SIKÇA SORULAN SORULAR

Seferi iken namazlar nasıl kılınacaktır?

Kuran’a göre, seferilik gibi bir durumda, namaz ibadetinde bir değişikliğe gitmek gerekmemektedir. Kuran’da namaz ile ilgili rekat diye bir uygulama da geçmez. Yani hangi namazın kaç rekat, dolayısıyla da ne kadar uzunlukta kılınacağı müminin kendisine bırakılmıştır. Namazı sadece, tehlike altında olduğumuzu düşündüğümüzde kısaltabileceğimizden bahsedilir Kuran’da.

Nisa Suresi 101.

Yeryüzünde dolaştığınız zaman, küfre sapanların size tedirginlik vermesinden korkarsanız, namazı kısaltmanızda sizin için bir sakınca yoktur. Şu bir gerçek ki, küfre batanlar sizin için açık bir düşmandır.

Yani eğer tehlikedeyseniz namazı kısaltabilirsiniz. Onun dışında namazı gereğince vaktinde kılmak gerekir. Kuran’da peygamberimiz ve yanındakilerin savaş sırasında bile sırayla kenara geçip namazlarını kıldıkları anlatılır. Bu konuda inananların ne yapması gerektiği Peygamber’imize ayrıntılı şekilde açıklanmıştır. Bu ayetler, Kuran’ın gereken tüm ayrıntıları nasıl verdiğini kanıtlamaktadır.

Nisa Suresi 102.

Sen içlerinde olup da onlara namaz kıldırdığın vakit, içlerinden bir grup seninle namaza dursun; silahlarını da alsınlar. Bunlar secdeye varınca, diğerleri arkalarında beklesinler. Sonra namaz kılmamış olan diğer grup gelip seninle birlikte kılsınlar. Dikkatli olsunlar, silahlarını yanlarına alsınlar. Kâfirler isterler ki, silahlarınızdan ve teçhizatınızdan habersiz olasınız da üstünüze bir çullanışla çullanıversinler. Eğer yağmurdan gelen bir sıkıntı varsa yahut hasta-yaralı iseniz silahlarınızı bırakmanızda sizin için bir sakınca yoktur. Ama tedbirinizi alın, dikkatli olun. Allah, kâfirler için rezil edici bir azap hazırlamıştır.
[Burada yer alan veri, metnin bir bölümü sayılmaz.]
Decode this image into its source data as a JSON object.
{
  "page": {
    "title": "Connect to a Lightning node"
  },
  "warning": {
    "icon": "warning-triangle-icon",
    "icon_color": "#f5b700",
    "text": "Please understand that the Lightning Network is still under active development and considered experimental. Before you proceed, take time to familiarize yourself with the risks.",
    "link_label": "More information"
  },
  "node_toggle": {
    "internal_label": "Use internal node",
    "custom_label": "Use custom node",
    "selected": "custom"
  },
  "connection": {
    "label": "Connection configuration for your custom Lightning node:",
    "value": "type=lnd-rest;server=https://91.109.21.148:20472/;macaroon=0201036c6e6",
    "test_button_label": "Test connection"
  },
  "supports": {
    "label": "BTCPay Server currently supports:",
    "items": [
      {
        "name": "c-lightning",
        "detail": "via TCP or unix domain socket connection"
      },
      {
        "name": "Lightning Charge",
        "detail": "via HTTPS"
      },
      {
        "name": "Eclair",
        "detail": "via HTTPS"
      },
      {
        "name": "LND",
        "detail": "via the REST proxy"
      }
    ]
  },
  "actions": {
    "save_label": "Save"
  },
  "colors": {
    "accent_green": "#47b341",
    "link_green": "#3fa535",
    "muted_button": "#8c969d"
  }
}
Sonuç olarak daha önce de dediğimiz gibi Kuran’da zaten namazların rekat sayıları, süreleri, uzunlukları ile ilgili bir bilgi verilmez. Her kul kendi namazını kendisi dilediği gibi ayarlar ve kılar. (Elbette her namaz eşit değerde olmamaktadır.)

Seferi olmak namazla ilgili uygulamada herhangi bir şey değiştirmez. Tehlike anında ise Allah kısaltmaya izin vermektedir.

Hastalık veya yolculuk gibi insanların oruç tutmakta zorlanabilecekleri durumlarda Allah inananlara o günlerin oruçlarını daha sonra tutma hakkı vermiştir. Elbette bu konuda samimi olmakta fayda vardır.

Bakara Suresi 184:

Sayılı günlerdir. Sizden kim hasta olur veya yolculuk halinde bulunursa tutamadığı gün sayısınca başka günlerde tutar. Oruca zorlukla dayananlar üzerine düşen, fidye olarak bir yoksulu doyurmaktır. Kim bir mecburiyeti olmaksızın içinden gelerek iyilik yaparsa bu onun için daha hayırlı olur. Ve oruç tutmanız, eğer bilirseniz, sizin için daha hayırlıdır.